You can always make a raw array 'static' to zero-initialize it, as that memory needs to be reserved. I haven't covered 'constinit' yet, but that can be helpful to gaureentee static initialization. Otherwise, the use of 'constexpr' can shine here for compile-time execution, and filling in your array :) Perhaps this is a separate video in the future.
@@MikeShah tnx❤
Hey Mike. Great video!
Can you please tell us how is the I integer being able to access the elements in the array.
Thank you
Thank you for the kind words! What 'I' integer are your referring to at which timestamp? Happy to help!
Hey Mike, really good video!
Question: can I use variables when defining a std::array?

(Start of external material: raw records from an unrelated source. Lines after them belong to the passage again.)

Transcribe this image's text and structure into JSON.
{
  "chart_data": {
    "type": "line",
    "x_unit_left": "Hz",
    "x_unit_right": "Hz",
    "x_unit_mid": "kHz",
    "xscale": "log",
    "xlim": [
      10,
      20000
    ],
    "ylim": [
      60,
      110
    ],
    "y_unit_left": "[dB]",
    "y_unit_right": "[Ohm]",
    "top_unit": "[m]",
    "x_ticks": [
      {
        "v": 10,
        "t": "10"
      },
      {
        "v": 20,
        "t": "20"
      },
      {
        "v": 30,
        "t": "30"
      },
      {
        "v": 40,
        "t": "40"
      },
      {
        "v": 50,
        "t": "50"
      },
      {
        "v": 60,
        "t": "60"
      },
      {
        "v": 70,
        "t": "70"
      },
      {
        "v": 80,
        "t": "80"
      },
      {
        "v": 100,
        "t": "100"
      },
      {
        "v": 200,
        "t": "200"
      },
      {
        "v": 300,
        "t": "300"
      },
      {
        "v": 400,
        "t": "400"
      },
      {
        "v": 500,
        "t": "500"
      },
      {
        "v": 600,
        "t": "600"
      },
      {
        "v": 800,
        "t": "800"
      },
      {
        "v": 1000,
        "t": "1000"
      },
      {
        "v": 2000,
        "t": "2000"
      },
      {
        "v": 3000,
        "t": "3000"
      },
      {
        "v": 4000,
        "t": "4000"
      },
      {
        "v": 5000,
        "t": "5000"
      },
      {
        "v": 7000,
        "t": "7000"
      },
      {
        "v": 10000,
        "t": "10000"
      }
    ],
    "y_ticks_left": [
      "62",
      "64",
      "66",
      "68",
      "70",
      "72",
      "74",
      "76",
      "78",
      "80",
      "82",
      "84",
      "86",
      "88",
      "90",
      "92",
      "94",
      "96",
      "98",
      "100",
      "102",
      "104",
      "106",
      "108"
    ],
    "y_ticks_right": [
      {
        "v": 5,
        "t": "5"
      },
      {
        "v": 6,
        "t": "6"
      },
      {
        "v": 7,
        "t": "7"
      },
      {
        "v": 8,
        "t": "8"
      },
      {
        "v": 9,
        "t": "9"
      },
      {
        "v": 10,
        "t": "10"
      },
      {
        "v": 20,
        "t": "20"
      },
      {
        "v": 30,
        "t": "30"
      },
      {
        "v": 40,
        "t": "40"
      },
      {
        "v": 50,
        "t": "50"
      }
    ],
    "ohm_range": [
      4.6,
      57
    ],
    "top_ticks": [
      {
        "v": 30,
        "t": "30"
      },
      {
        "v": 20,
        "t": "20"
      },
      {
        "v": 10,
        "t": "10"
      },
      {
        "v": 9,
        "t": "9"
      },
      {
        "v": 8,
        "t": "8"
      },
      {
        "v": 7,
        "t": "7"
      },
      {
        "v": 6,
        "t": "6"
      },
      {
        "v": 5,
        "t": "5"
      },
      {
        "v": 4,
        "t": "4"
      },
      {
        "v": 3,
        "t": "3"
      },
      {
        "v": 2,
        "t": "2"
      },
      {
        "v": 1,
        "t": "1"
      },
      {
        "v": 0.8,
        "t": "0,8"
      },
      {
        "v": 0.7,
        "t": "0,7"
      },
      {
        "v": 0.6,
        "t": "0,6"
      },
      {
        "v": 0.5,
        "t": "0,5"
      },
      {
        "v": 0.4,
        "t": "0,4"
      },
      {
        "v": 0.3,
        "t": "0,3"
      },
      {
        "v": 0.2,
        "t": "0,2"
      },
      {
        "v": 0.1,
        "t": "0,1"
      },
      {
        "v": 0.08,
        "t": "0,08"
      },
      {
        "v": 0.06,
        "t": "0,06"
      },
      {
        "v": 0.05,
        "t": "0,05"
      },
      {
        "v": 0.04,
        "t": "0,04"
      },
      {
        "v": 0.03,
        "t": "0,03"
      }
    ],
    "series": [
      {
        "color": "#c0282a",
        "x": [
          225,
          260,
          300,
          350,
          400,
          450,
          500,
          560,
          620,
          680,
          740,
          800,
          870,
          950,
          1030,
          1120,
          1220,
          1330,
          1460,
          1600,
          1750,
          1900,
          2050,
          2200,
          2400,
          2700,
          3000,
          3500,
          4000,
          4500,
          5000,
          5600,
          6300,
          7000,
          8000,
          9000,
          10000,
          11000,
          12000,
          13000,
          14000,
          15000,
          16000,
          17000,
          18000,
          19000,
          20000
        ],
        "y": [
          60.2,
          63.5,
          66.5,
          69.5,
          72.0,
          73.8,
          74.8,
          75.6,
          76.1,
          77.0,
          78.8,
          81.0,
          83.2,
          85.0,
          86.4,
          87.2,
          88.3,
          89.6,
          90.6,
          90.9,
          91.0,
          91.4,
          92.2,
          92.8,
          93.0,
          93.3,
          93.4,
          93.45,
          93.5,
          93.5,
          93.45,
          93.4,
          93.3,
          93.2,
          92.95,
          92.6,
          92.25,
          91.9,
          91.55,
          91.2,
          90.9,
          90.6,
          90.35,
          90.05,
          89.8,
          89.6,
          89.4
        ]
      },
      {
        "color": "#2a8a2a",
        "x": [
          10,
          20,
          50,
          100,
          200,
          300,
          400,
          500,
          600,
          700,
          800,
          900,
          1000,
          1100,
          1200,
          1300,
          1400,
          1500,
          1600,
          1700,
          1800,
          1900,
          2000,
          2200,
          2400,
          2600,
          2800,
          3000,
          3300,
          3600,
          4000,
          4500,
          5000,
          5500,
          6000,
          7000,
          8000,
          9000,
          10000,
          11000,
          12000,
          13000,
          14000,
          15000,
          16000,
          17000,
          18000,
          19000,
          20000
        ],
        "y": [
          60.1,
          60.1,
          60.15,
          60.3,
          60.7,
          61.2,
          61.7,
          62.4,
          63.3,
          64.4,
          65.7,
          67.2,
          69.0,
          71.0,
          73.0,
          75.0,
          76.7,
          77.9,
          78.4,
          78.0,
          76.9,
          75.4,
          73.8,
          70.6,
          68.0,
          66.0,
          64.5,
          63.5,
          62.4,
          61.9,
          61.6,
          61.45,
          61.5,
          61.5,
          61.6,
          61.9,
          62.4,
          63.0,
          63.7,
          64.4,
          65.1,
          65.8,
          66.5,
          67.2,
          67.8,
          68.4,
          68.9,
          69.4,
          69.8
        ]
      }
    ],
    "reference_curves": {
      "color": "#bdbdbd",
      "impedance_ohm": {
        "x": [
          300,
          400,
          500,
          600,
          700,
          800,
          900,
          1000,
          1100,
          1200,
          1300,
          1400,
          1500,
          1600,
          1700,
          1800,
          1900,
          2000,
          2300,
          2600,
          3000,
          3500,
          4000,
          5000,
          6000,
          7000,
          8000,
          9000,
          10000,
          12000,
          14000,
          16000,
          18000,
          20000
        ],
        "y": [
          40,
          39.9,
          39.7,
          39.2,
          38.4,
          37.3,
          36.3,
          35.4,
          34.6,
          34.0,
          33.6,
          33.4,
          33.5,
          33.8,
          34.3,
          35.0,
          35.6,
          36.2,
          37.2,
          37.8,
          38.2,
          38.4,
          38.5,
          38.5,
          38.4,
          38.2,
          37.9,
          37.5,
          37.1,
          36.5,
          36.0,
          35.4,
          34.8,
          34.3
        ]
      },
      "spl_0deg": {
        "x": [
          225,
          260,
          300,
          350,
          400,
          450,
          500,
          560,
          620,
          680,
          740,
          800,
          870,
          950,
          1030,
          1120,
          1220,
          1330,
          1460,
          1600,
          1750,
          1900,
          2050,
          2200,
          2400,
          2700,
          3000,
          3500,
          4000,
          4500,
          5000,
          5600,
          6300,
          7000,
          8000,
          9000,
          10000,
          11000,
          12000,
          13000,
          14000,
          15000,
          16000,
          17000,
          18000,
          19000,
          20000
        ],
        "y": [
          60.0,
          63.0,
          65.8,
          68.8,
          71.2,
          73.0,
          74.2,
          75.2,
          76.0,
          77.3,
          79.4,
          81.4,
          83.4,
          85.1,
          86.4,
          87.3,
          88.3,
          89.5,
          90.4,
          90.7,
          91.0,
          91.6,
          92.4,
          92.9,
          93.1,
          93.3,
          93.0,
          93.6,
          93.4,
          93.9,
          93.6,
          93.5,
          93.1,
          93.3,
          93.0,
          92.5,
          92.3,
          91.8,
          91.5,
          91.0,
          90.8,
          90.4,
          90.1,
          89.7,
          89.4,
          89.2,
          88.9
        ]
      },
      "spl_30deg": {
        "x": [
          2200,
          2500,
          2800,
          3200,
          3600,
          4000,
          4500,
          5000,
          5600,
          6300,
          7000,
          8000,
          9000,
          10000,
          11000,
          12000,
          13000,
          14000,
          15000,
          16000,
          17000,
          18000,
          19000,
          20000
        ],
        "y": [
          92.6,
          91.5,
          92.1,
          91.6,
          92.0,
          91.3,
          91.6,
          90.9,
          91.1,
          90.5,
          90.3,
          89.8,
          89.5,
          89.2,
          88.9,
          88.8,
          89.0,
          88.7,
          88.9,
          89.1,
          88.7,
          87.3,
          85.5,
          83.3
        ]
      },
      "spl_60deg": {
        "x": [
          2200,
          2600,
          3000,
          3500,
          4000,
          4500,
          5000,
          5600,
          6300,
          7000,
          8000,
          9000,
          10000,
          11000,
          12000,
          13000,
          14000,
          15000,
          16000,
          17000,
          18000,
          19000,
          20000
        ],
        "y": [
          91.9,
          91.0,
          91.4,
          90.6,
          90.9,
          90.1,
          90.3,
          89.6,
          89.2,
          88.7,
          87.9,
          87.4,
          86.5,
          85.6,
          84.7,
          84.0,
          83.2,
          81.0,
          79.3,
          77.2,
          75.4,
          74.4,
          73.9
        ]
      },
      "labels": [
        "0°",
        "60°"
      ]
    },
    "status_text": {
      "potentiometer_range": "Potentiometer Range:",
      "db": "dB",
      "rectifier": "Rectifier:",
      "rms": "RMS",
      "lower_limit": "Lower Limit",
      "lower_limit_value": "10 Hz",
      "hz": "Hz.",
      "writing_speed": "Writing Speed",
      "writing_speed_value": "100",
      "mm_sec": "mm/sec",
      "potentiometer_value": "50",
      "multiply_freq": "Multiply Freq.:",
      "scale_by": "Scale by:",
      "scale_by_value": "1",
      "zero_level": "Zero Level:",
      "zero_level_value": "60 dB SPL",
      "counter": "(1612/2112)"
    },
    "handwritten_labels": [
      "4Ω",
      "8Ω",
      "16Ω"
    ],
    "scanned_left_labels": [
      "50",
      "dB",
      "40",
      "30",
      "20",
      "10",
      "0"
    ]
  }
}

I'm trying to do this, but i'm getting an error:
int user_array;
std::cout user_array;
std::array arr;
Thank you so much!
Great question--because it's a template parameter, we have to know at compile-time the number of items. If 'user_array' for example is constexpr, then you could use a variable, but otherwise the value must be known during compile-time.
@@MikeShah oh now I get it! Thank you so much! That's why you always specify the "compile-time" thing ;)
@@guitart You got it! :)
Hey Mike .. really good stuff! Interestingly and by accident, I ran the iota snippet without declaring the library for std::begin and std::end. And it compiled and ran successfully (gcc C++17). Could you verify?
Can confirm, perhaps numeric.h includes them?
@@MikeShah it appears that way. I'm looking a little further at others as well, such as fill method and it appears to have the iterators built in as well with no explicit declaration of as far as I can tell. Learning a lot!
👍
thanks for the lesson. however, why we access the first element of an array using 0 and not 1?
Cheers! This is an inherited behavior from C to have 0-indexed arrays. I believe I was taught that starting from zero gave us the maximum use of integers that we can access an array with 🙂
But, probably the right way to think of it is as a "zero offset", meaning in our array we start at the beginning
@@MikeShah Thank you for the reply, so for example, for an array like int arr[5]:
arr points to the start of the array
arr[0] is at offset 0 (the first element)
arr[1] is at offset sizeof(int) from arr
arr[2] is at offset 2 * sizeof(int) from arr
And so on
@@deepblackoutlaw9640 perfect!
How can std::end(ids) infer the size of the raw array when size isn't a property?
std::end knows the type (which is int for 'ids'), and the size at compile-time (In this case, ids is 100) for the static array.